Layout of suppressors

A high transient current flows through the device when it operates and this dictates careful layout. Short and direct connections to the suppressor (including the ground return path) are vital to avoid compromising the high-speed performance by undesired extra inductance. Transient edges can have very fast risetimes (a few nanoseconds for switching-induced interference down to sub-nanosecond for ESD) and any inductance in the clamping circuit will generate a high differential voltage during the transient plus ringing after it, which will defeat the purpose of the suppressor, since it appears in series with the suppressor's clamp voltage.

The component leads must be short (suppressors are available in SM chip form) and they must be connected locally to the circuit that is to be clamped. Any common impedance coupling, via ground or otherwise, must be avoided. As the purpose of transient suppressors is deliberately to conduct the transient current, inadvertent common impedances will degrade their effectiveness. Tracking should run from the interface terminals directly to the suppressor, and from there into the circuit to be protected. This creates a designed-in current path for the transient, through the suppressor, not through the circuit.
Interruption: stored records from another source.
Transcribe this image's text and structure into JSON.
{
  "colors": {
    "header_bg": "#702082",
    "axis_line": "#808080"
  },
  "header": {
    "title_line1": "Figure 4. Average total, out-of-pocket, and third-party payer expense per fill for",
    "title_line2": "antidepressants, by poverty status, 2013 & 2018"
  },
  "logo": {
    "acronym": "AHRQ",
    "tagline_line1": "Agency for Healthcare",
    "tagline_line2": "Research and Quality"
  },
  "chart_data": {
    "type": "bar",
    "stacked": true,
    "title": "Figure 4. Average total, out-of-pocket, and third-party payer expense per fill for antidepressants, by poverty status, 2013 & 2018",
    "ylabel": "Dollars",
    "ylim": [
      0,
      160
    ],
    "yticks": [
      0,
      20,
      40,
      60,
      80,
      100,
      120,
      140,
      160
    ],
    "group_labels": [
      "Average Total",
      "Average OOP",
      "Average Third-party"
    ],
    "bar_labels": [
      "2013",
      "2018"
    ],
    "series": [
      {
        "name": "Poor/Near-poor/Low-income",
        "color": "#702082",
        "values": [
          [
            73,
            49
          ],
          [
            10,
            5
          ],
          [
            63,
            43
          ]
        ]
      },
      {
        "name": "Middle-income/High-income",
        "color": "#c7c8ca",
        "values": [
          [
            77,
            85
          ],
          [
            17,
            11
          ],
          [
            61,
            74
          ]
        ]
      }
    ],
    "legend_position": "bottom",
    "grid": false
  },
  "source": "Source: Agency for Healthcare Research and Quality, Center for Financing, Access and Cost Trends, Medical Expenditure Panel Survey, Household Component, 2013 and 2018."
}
Spurs into the suppressor should be avoided or configured for minimum inductance.

Clamping device capacitance

For fast transients such as an ESD event, the clamping device capacitance may affect the result as much as the clamping action itself. The device capacitance varies with voltage and vary from about 10s of pF at about 48V bias to about 100s of pF at lower voltages. A few nanohenries of inductance (often introduced by layout) and 100s of pF of capacitance may resonate at about 100s of MHz. This could cause some oscillatory response in some applications. 

Combining suppressors

Devices can be combined with each other and with series chokes or resistors to offer a total suppression performance that would be unobtainable from any single device. For example, telecoms applications require signal line protection not just from straightforward transients, but also from local lightning strikes and shorting between the signal line and AC power lines. Military applications may require protection against NEMP, whose rise time is much faster and duration longer than for lightning.
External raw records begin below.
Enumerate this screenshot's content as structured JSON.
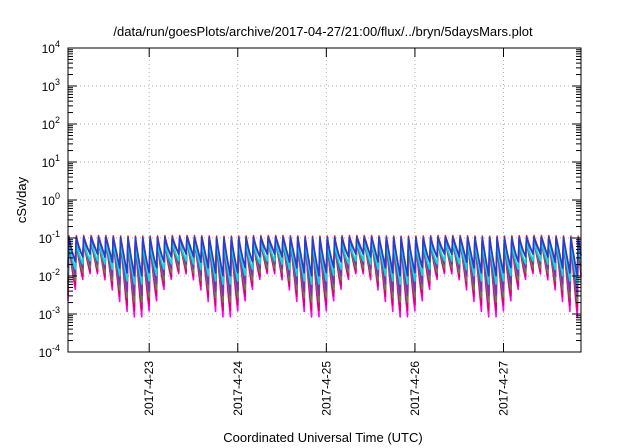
{
  "chart_data": {
    "type": "line",
    "title": "/data/run/goesPlots/archive/2017-04-27/21:00/flux/../bryn/5daysMars.plot",
    "xlabel": "Coordinated Universal Time (UTC)",
    "ylabel": "cSv/day",
    "yscale": "log",
    "ylim": [
      0.0001,
      10000
    ],
    "xlim": [
      "2017-04-22T02:00",
      "2017-04-27T21:00"
    ],
    "grid": true,
    "legend": "none",
    "y_ticks": [
      {
        "base": "10",
        "exp": "-4"
      },
      {
        "base": "10",
        "exp": "-3"
      },
      {
        "base": "10",
        "exp": "-2"
      },
      {
        "base": "10",
        "exp": "-1"
      },
      {
        "base": "10",
        "exp": "0"
      },
      {
        "base": "10",
        "exp": "1"
      },
      {
        "base": "10",
        "exp": "2"
      },
      {
        "base": "10",
        "exp": "3"
      },
      {
        "base": "10",
        "exp": "4"
      }
    ],
    "x_ticks": [
      "2017-4-23",
      "2017-4-24",
      "2017-4-25",
      "2017-4-26",
      "2017-4-27"
    ],
    "pattern": {
      "cycles_per_day": 12,
      "cycle_peak_value": 0.1,
      "slow_modulation_period_days": 1
    },
    "series": [
      {
        "color": "#ff00ff",
        "peak": 0.1,
        "trough": 0.0008
      },
      {
        "color": "#e0006a",
        "peak": 0.09,
        "trough": 0.0012
      },
      {
        "color": "#5a8a3a",
        "peak": 0.09,
        "trough": 0.002
      },
      {
        "color": "#7a30c0",
        "peak": 0.1,
        "trough": 0.003
      },
      {
        "color": "#00e0e0",
        "peak": 0.08,
        "trough": 0.006
      },
      {
        "color": "#ff2020",
        "peak": 0.12,
        "trough": 0.01
      },
      {
        "color": "#1f3fd8",
        "peak": 0.11,
        "trough": 0.01
      }
    ]
  }
}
These can only be dealt with by providing coordinated protection; primary protection, offered by gas discharge tubes (GDTs) or carbon spark gaps, will remove the major part of the incoming energy but leaves an initial spike due to the device's slow response time. Secondary protection, provided by a semiconductor device and/or a MOV, is faster and needs only to deal with the residual energy. It is of course necessary to place inductive or resistive impedance between each device, and the analysis and optimisation of this type of very non-linear circuit is best achieved by a circuit simulation package.
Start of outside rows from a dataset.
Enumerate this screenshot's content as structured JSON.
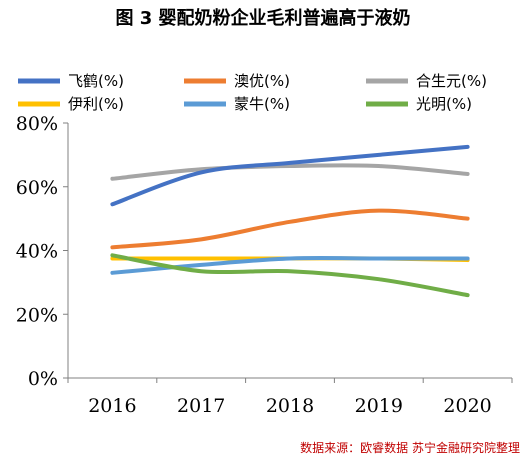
{
  "chart_data": {
    "type": "line",
    "title": "图 3  婴配奶粉企业毛利普遍高于液奶",
    "categories": [
      "2016",
      "2017",
      "2018",
      "2019",
      "2020"
    ],
    "ylim": [
      0,
      80
    ],
    "yticks": [
      "0%",
      "20%",
      "40%",
      "60%",
      "80%"
    ],
    "grid": false,
    "legend_position": "top",
    "series": [
      {
        "name": "飞鹤(%)",
        "color": "#4472c4",
        "values": [
          54.5,
          64.5,
          67.5,
          70,
          72.5
        ]
      },
      {
        "name": "澳优(%)",
        "color": "#ed7d31",
        "values": [
          41,
          43.5,
          49,
          52.5,
          50
        ]
      },
      {
        "name": "合生元(%)",
        "color": "#a5a5a5",
        "values": [
          62.5,
          65.5,
          66.5,
          66.5,
          64
        ]
      },
      {
        "name": "伊利(%)",
        "color": "#ffc000",
        "values": [
          37.5,
          37.5,
          37.5,
          37.5,
          37
        ]
      },
      {
        "name": "蒙牛(%)",
        "color": "#5b9bd5",
        "values": [
          33,
          35.5,
          37.5,
          37.5,
          37.5
        ]
      },
      {
        "name": "光明(%)",
        "color": "#70ad47",
        "values": [
          38.5,
          33.5,
          33.5,
          31,
          26
        ]
      }
    ]
  },
  "source": "数据来源：欧睿数据 苏宁金融研究院整理"
}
Very often, you will combine suppressors with RF filtering. For this you can use a 3-terminal varistor/capacitor device - effectively a capacitor with a defined breakdown voltage and energy capability - which will provide both functions in one package.

Not clamping

It is entirely reasonable to design an interface without clamping-type surge suppressors altogether, if practical. Ways of doing this include:

if the surges are only expected in common mode (with respect to chassis earth) then ensure an adequate separation distance and electrical isolation between all circuit components and the chassis. Air gap breakdown occurs at about 3kV/mm, creepage across the surface of insulators significantly less - roughly half this.

if high-ish series impedances and low bandwidths are feasible, then a simple R-C time constant may be all that is needed; 10kΩ and 0.1μF make 1ms, which will attenuate a 1kV 1.2/50μs pulse to about 60V, although be aware that most of the 1kV will be dropped across the resistor, which probably rules out an 0402 part (!)

in a few applications, it may be feasible simply to use heavily over-rated components, such as 800V bridge rectifiers or MOSFETs where you only need 50V.